Но отыскивался еще и другой пример, более значимый.
Лицо Юрия Гагарина — очень русское, распространенное в народной среде. Еще мальчиком Королев стал встречать в электричках и на вокзалах — а куда податься неприкаянному, как не в путь? — сумасшедших людей, старательно похожих на Гагарина. Лица их были совсем не одухотворены, как у прототипа, а, напротив, одутловаты, взвинченны и углублены одновременно. Их мимика, сродни набухшему пасмурному небу, поглотившему свет взгляда, жила словно бы отдельно от выражения, мучительно его содрогая, выводя из себя…
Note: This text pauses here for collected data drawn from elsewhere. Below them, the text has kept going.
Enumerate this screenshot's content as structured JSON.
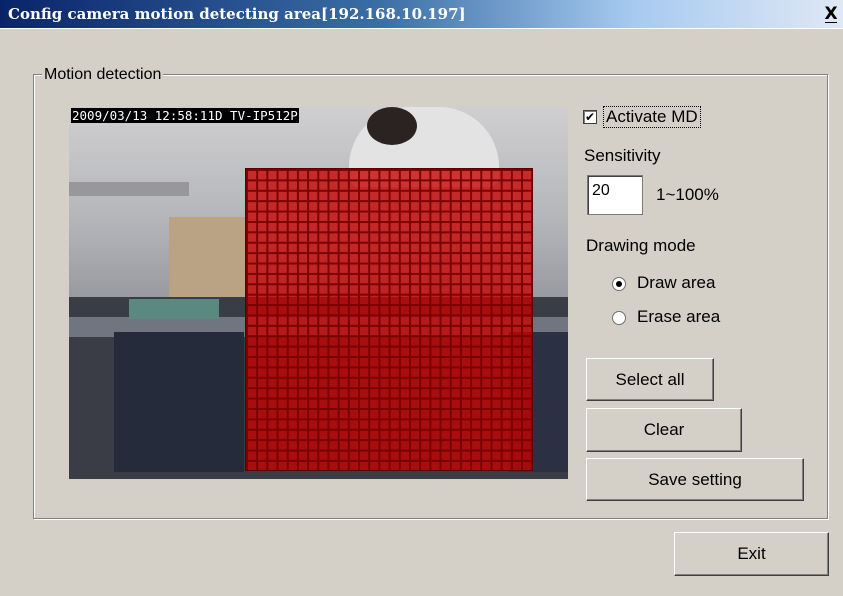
{
  "window": {
    "title": "Config camera motion detecting area[192.168.10.197]",
    "close_label": "X"
  },
  "group": {
    "label": "Motion detection"
  },
  "camera": {
    "timestamp": "2009/03/13 12:58:11D TV-IP512P",
    "overlay_color": "#c80000"
  },
  "controls": {
    "activate_md_label": "Activate MD",
    "activate_md_checked": true,
    "check_mark": "✔",
    "sensitivity_label": "Sensitivity",
    "sensitivity_value": "20",
    "sensitivity_range": "1~100%",
    "drawing_mode_label": "Drawing mode",
    "modes": [
      {
        "label": "Draw area",
        "selected": true
      },
      {
        "label": "Erase area",
        "selected": false
      }
    ],
    "select_all_label": "Select all",
    "clear_label": "Clear",
    "save_setting_label": "Save setting",
    "exit_label": "Exit"
  }
}
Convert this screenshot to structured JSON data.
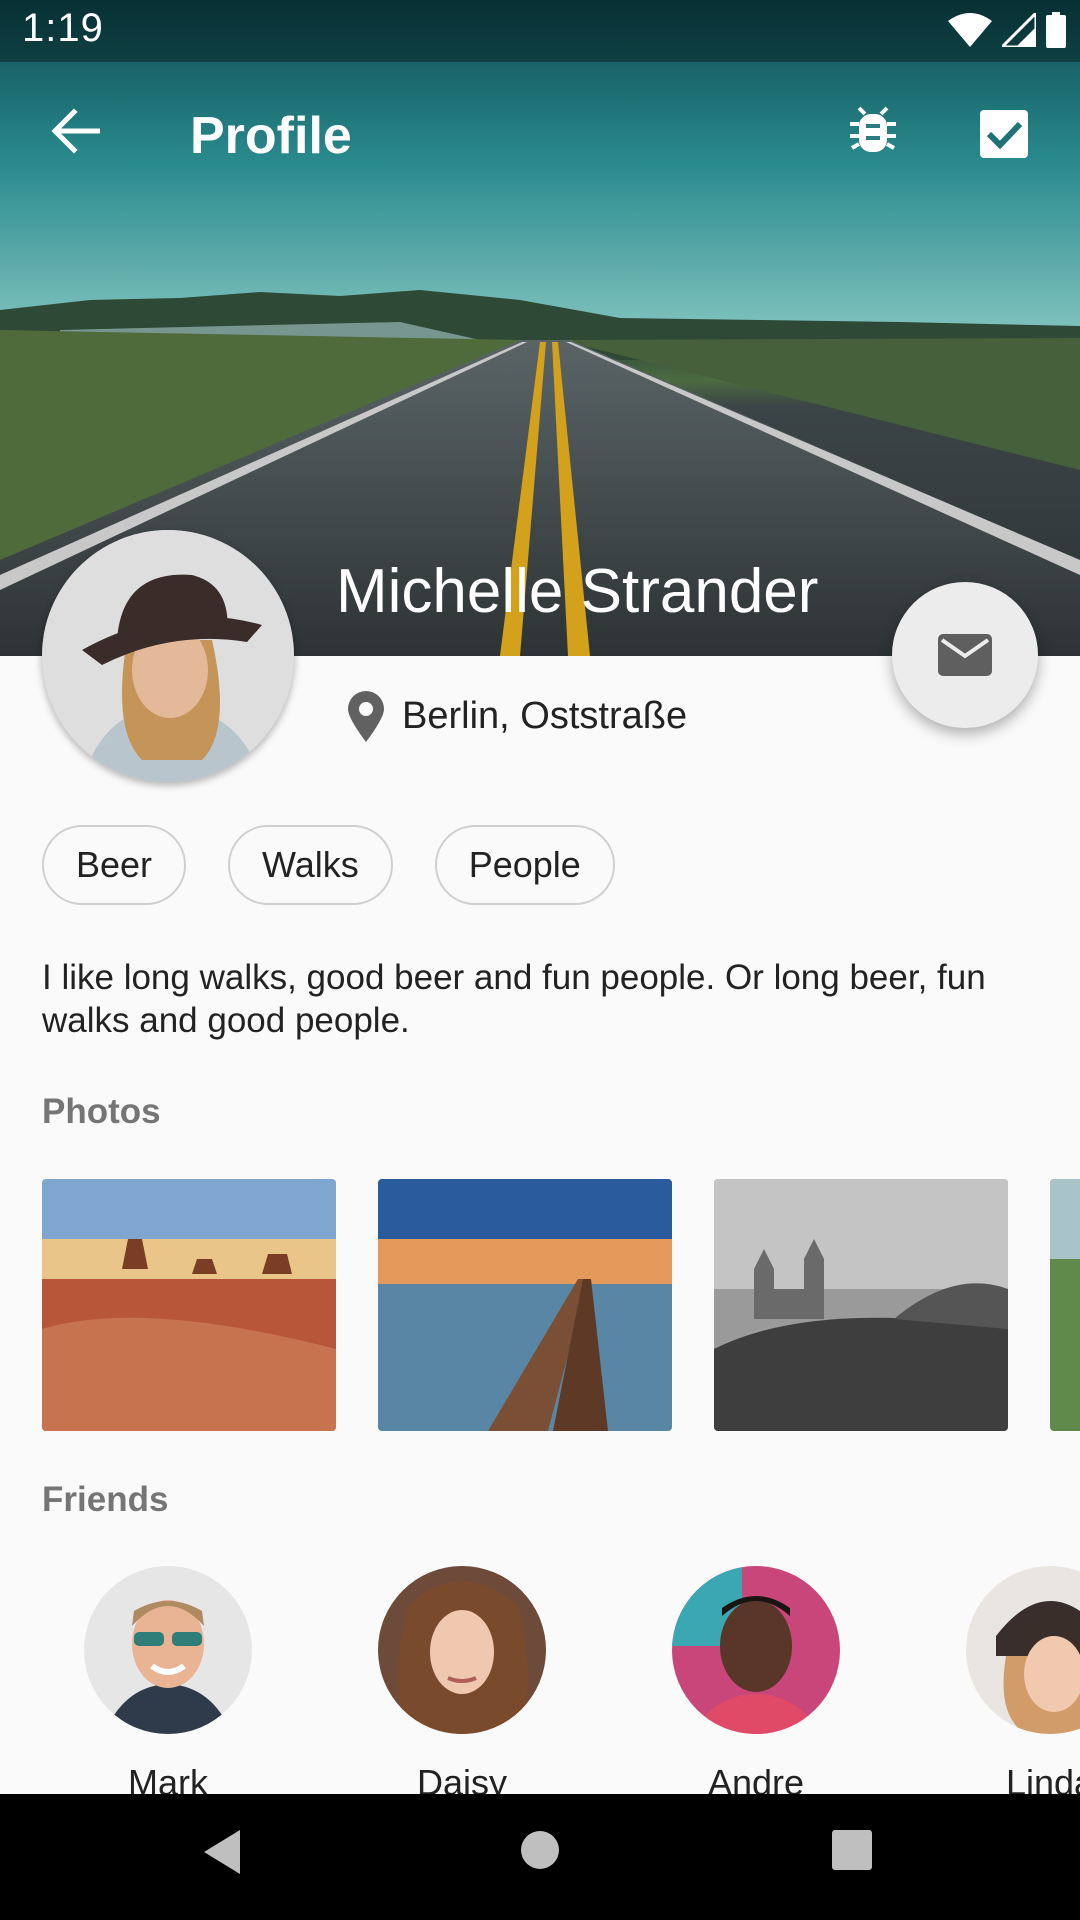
{
  "status_bar": {
    "time": "1:19"
  },
  "appbar": {
    "title": "Profile",
    "back_icon": "arrow-back-icon",
    "actions": [
      "bug-report-icon",
      "check-box-icon"
    ]
  },
  "profile": {
    "name": "Michelle Strander",
    "location": "Berlin, Oststraße",
    "interests": [
      "Beer",
      "Walks",
      "People"
    ],
    "bio": "I like long walks, good beer and fun people. Or long beer, fun walks and good people."
  },
  "sections": {
    "photos_title": "Photos",
    "friends_title": "Friends"
  },
  "friends": [
    {
      "name": "Mark"
    },
    {
      "name": "Daisy"
    },
    {
      "name": "Andre"
    },
    {
      "name": "Linda"
    }
  ],
  "colors": {
    "accent_text": "#757575",
    "chip_border": "#cfcfcf",
    "fab_bg": "#ececec"
  }
}
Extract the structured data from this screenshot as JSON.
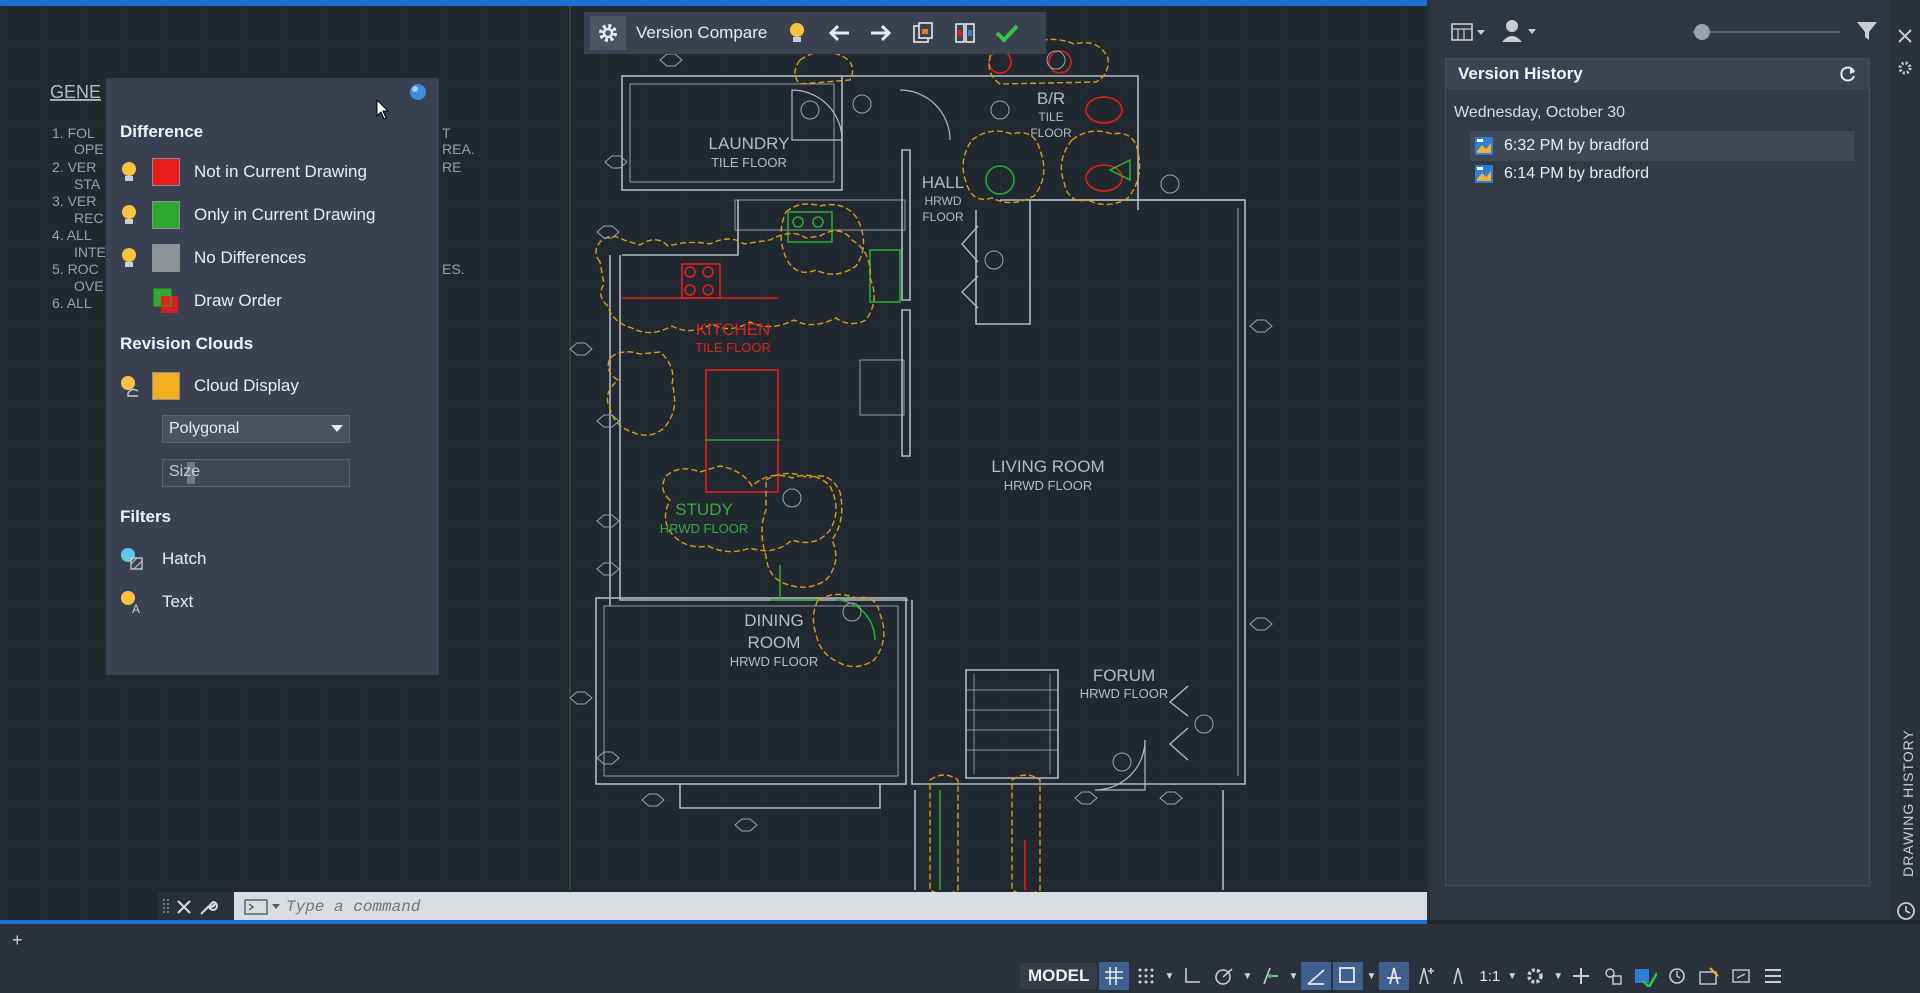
{
  "toolbar": {
    "title": "Version Compare"
  },
  "compare_panel": {
    "difference_title": "Difference",
    "items": [
      {
        "label": "Not in Current Drawing",
        "color": "#e81c1c"
      },
      {
        "label": "Only in Current Drawing",
        "color": "#2fa82f"
      },
      {
        "label": "No Differences",
        "color": "#8f9296"
      },
      {
        "label": "Draw Order"
      }
    ],
    "revision_clouds_title": "Revision Clouds",
    "cloud_display_label": "Cloud Display",
    "cloud_color": "#f2b01e",
    "cloud_shape": "Polygonal",
    "cloud_size_label": "Size",
    "filters_title": "Filters",
    "filter_hatch": "Hatch",
    "filter_text": "Text"
  },
  "notes": {
    "heading": "GENE",
    "lines": [
      "1.  FOL",
      "OPE",
      "2.  VER",
      "STA",
      "3.  VER",
      "REC",
      "4.  ALL",
      "INTE",
      "5.  ROC",
      "OVE",
      "6.  ALL"
    ],
    "right_fragments": [
      "T",
      "REA.",
      "RE",
      "ES."
    ]
  },
  "rooms": {
    "laundry": {
      "name": "LAUNDRY",
      "floor": "TILE FLOOR"
    },
    "br": {
      "name": "B/R",
      "floor1": "TILE",
      "floor2": "FLOOR"
    },
    "hall": {
      "name": "HALL",
      "floor1": "HRWD",
      "floor2": "FLOOR"
    },
    "kitchen": {
      "name": "KITCHEN",
      "floor": "TILE FLOOR"
    },
    "study": {
      "name": "STUDY",
      "floor": "HRWD FLOOR"
    },
    "living": {
      "name": "LIVING ROOM",
      "floor": "HRWD FLOOR"
    },
    "dining": {
      "name1": "DINING",
      "name2": "ROOM",
      "floor": "HRWD FLOOR"
    },
    "forum": {
      "name": "FORUM",
      "floor": "HRWD FLOOR"
    }
  },
  "version_history": {
    "title": "Version History",
    "date": "Wednesday, October 30",
    "versions": [
      {
        "label": "6:32 PM by bradford",
        "selected": true
      },
      {
        "label": "6:14 PM by bradford",
        "selected": false
      }
    ],
    "side_tab": "DRAWING HISTORY"
  },
  "command_line": {
    "placeholder": "Type a command"
  },
  "status_bar": {
    "model_label": "MODEL",
    "scale": "1:1"
  },
  "colors": {
    "accent_blue": "#1e6fd6",
    "canvas_bg": "#212830",
    "panel_bg": "#3a4252"
  }
}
Вообще, продолжал размышлять Королев, не бессмыслен бытующий в народе слух, что Гагарин жив, что его упрятали с глаз долой, поменяв ему лицо, поселив в какой-нибудь горе на Урале. Или — что его на небо взяли живым. Как Еноха. Как бы там ни было, в русских деревнях фотографию Гагарина можно встретить чаще, чем икону. Фотографию, на которой милым круглым лицом запечатлен первый очеловеченный взгляд на круглую мертвую планету.
Так вот, лица бомжей, встреченных Королевым на вокзалах, монтируясь в зрелище, напоминали ему о том наблюдении. Постоянно, выхватываясь взглядом, приближаясь из сумерек, нарастая, опускаясь к земле, лица то размывались, то очерчивались, сгущались в фокус лица Гагарина, которое, однако, ни разу не набрало отчетливости яви, — и Королев понял, что ему еще предстоит в скором будущем повстречаться с Первым космонавтом.
Кроме той бабы, ни одного рослого бомжа на вокзалах он не встретил. Снова и снова он вчитывался в записки одного военнопленного, прошедшего через концлагеря от Восточной Украины до Северной Италии. На этих страницах он находил критерии выживания, пункты психологической и физиологической дисциплины. Из них следовало, что выживают в тяжелых условиях только сухие, приученные к голоду люди. Что ширококостные сангвиники быстро теряют силу духа, впадают в уныние и сами начинают подмахивать загребущей смерти. Еще этот бедолага описывал некоторые критические случаи, предупреждая, например, что нельзя голодающим есть неспелые хлебные зерна. Он рассказывал, как группа узников, шедших по этапу среди колосящихся полей, вдруг набросилась на хлеба. И вот уже Королеву снилось, как он трет в ладонях пучок колосьев, как задыхается, кашляет от плевел, как разжевывает мякотные молочные зерна, упиваясь слюной и сытой жижей, и как потом пухнет снутри горой серой массы, как узлом его скручивает заворот кишок, вырастают передние зубы, — и крик его протяжный присоединяется к возгласам и писку других грызунов, объевшихся неспелым хлебом.